A.           Each Fund, unless it invests exclusively in non-voting securities, will disclose its proxy voting policy or a description of it (and its Adviser’s and Subadviser’s proxy voting policy, or a description of them), in the Fund's annual report on Form N-CSR. The Fund will disclose that this proxy voting policy or a description of it (and the Adviser’s proxy voting policy or a description) is available without charge, upon request, (1) by calling, toll-free, 1-800-522- 5465; and (2) on the SEC’s website at http://www.sec.gov. Upon any request for a proxy voting policy or description of it, the policy or the description (or a copy of the most recent annual report containing the policy or description) will be sent by first-class mail or other equally prompt delivery method within three business days of receipt of the request.
 
B.           Each Fund will also disclose in its annual report that information is available about how the Fund voted proxies during the most recent twelve-month period ended June 30, (1) by calling, toll-free, 1-800-522-5465; and (ii) on the SEC’s website at http://www.sec.gov.
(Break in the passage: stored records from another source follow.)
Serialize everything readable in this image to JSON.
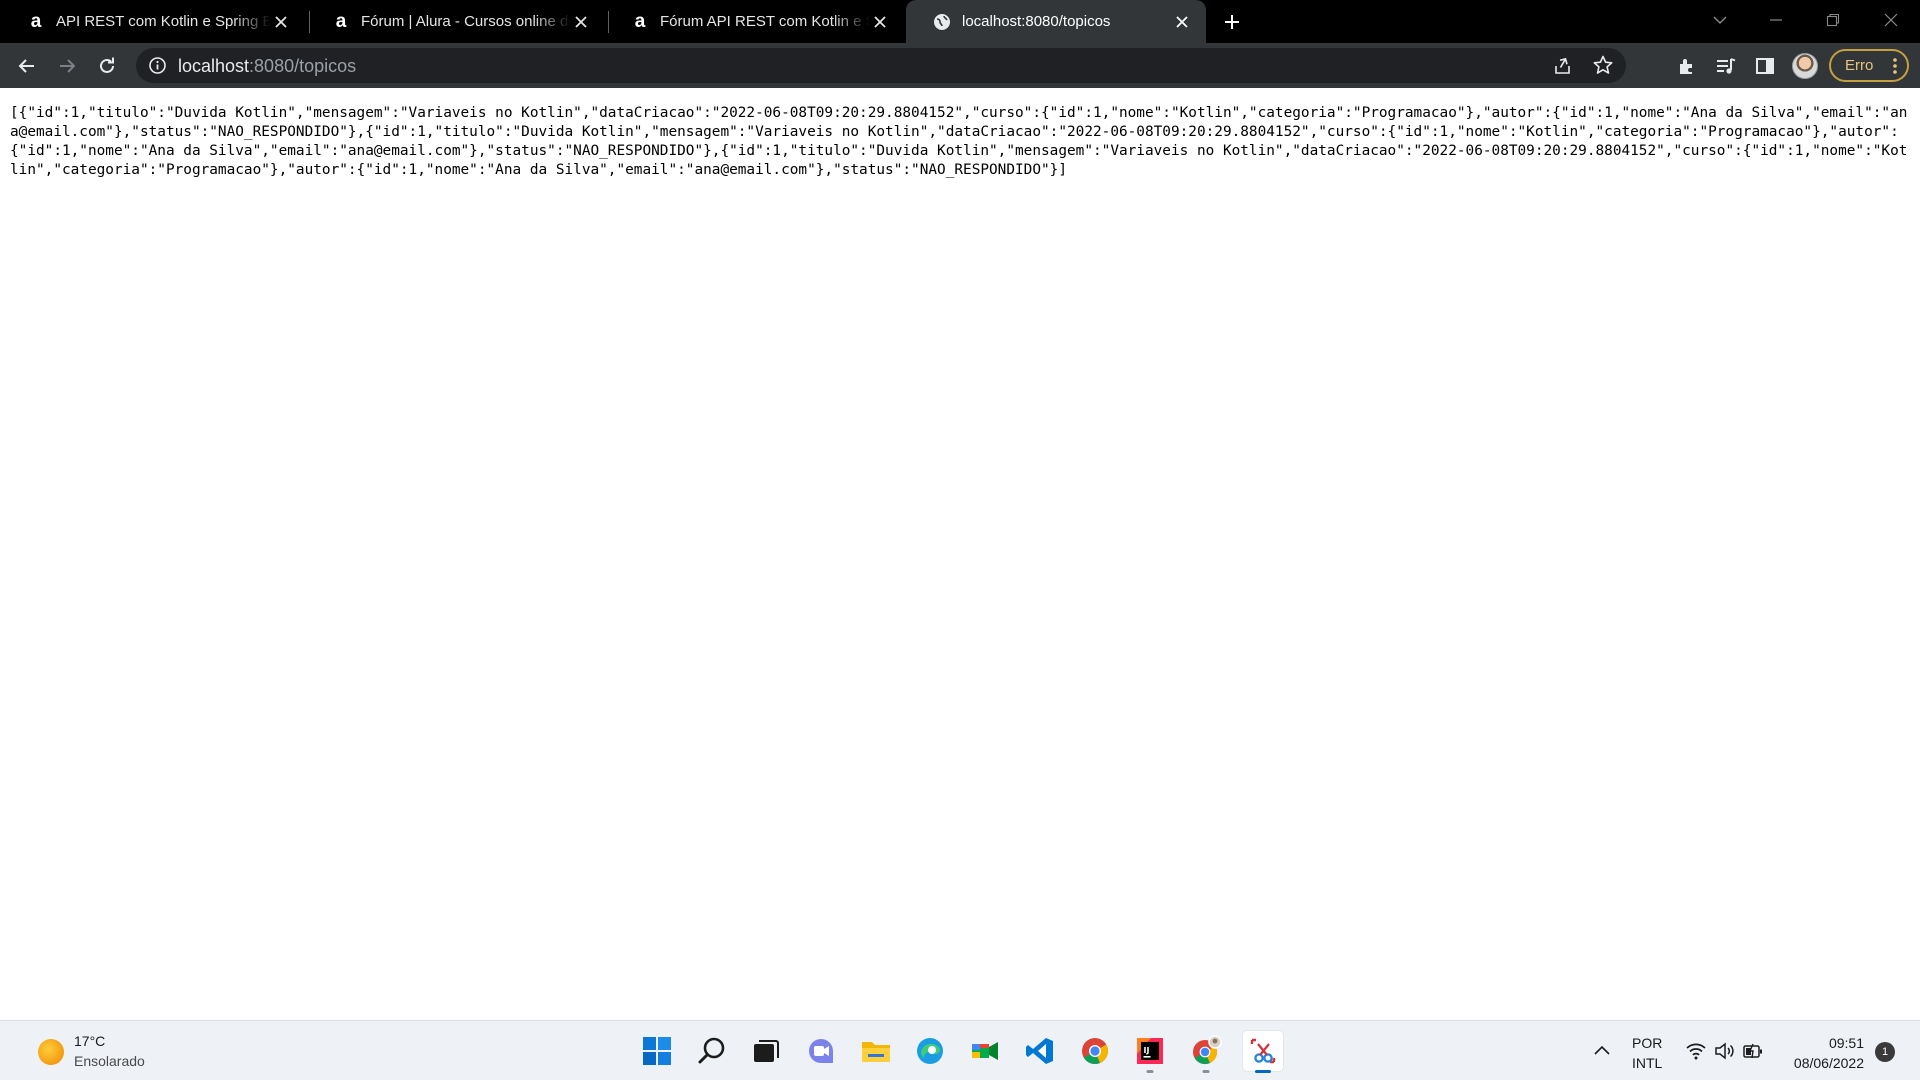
{
  "browser": {
    "tabs": [
      {
        "title": "API REST com Kotlin e Spring Boot",
        "favicon": "alura-icon"
      },
      {
        "title": "Fórum | Alura - Cursos online de tecnologia",
        "favicon": "alura-icon"
      },
      {
        "title": "Fórum API REST com Kotlin e Spring Boot",
        "favicon": "alura-icon"
      },
      {
        "title": "localhost:8080/topicos",
        "favicon": "globe-icon",
        "active": true
      }
    ],
    "address": {
      "host": "localhost",
      "path": ":8080/topicos"
    },
    "profile_error_label": "Erro",
    "colors": {
      "tabstrip": "#000000",
      "toolbar": "#323639",
      "omnibox": "#202124",
      "error_chip": "#c5a03f"
    }
  },
  "page": {
    "json_text": "[{\"id\":1,\"titulo\":\"Duvida Kotlin\",\"mensagem\":\"Variaveis no Kotlin\",\"dataCriacao\":\"2022-06-08T09:20:29.8804152\",\"curso\":{\"id\":1,\"nome\":\"Kotlin\",\"categoria\":\"Programacao\"},\"autor\":{\"id\":1,\"nome\":\"Ana da Silva\",\"email\":\"ana@email.com\"},\"status\":\"NAO_RESPONDIDO\"},{\"id\":1,\"titulo\":\"Duvida Kotlin\",\"mensagem\":\"Variaveis no Kotlin\",\"dataCriacao\":\"2022-06-08T09:20:29.8804152\",\"curso\":{\"id\":1,\"nome\":\"Kotlin\",\"categoria\":\"Programacao\"},\"autor\":{\"id\":1,\"nome\":\"Ana da Silva\",\"email\":\"ana@email.com\"},\"status\":\"NAO_RESPONDIDO\"},{\"id\":1,\"titulo\":\"Duvida Kotlin\",\"mensagem\":\"Variaveis no Kotlin\",\"dataCriacao\":\"2022-06-08T09:20:29.8804152\",\"curso\":{\"id\":1,\"nome\":\"Kotlin\",\"categoria\":\"Programacao\"},\"autor\":{\"id\":1,\"nome\":\"Ana da Silva\",\"email\":\"ana@email.com\"},\"status\":\"NAO_RESPONDIDO\"}]"
  },
  "taskbar": {
    "weather": {
      "temp": "17°C",
      "desc": "Ensolarado",
      "icon": "sun-icon"
    },
    "apps": [
      {
        "name": "windows-start-icon"
      },
      {
        "name": "search-icon"
      },
      {
        "name": "task-view-icon"
      },
      {
        "name": "teams-chat-icon"
      },
      {
        "name": "file-explorer-icon"
      },
      {
        "name": "edge-icon"
      },
      {
        "name": "meet-icon"
      },
      {
        "name": "vscode-icon"
      },
      {
        "name": "chrome-icon"
      },
      {
        "name": "intellij-icon",
        "running": true
      },
      {
        "name": "chrome-profile-icon",
        "running": true
      },
      {
        "name": "snipping-tool-icon",
        "running": true,
        "active": true
      }
    ],
    "language": {
      "line1": "POR",
      "line2": "INTL"
    },
    "clock": {
      "time": "09:51",
      "date": "08/06/2022"
    },
    "notifications": "1"
  }
}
Upon any request for the Fund’s proxy voting record, a copy of the information disclosed in its most recent Form N-PX will be sent by first-class mail or other equally prompt delivery method within three business days of receipt of the request.
 
C.           Each Fund will file Form N-PX, completed and signed in the manner required, containing its proxy voting record for the most recent twelve-month period ended June 30 with the SEC.
 
D.           Each Fund will disclose the following information on Form N-PX for each matter relating to a portfolio security considered at any stockholder meeting held during the period covered by the report and with respect to which the Fund was entitled to vote:
 
 
·
The name of the issuer of the portfolio security;
 
 
·
The exchange ticker symbol of the portfolio security except to the extent not available
 
 
·
through reasonably practicable means;
 
 
·
The Council on Uniform Securities Identification Procedures ("CUSIP") number for the
 
 
·
portfolio security except to the extent not available through reasonably practicable
 
 
·
means;
 
 
·
The stockholder meeting date;
 
 
 

 
 
 
·
A brief identification of the matter voted on;
 
 
·
Whether the matter was proposed by the issuer or by a security holder;
 
 
·
Whether the Fund cast its vote on the matter;
 
 
·
How the Fund cast its vote (e.g., for or against proposal, or abstain; for or withhold
 
 
·
regarding election of directors); and
 
 
·
Whether the Fund cast its vote for or against management.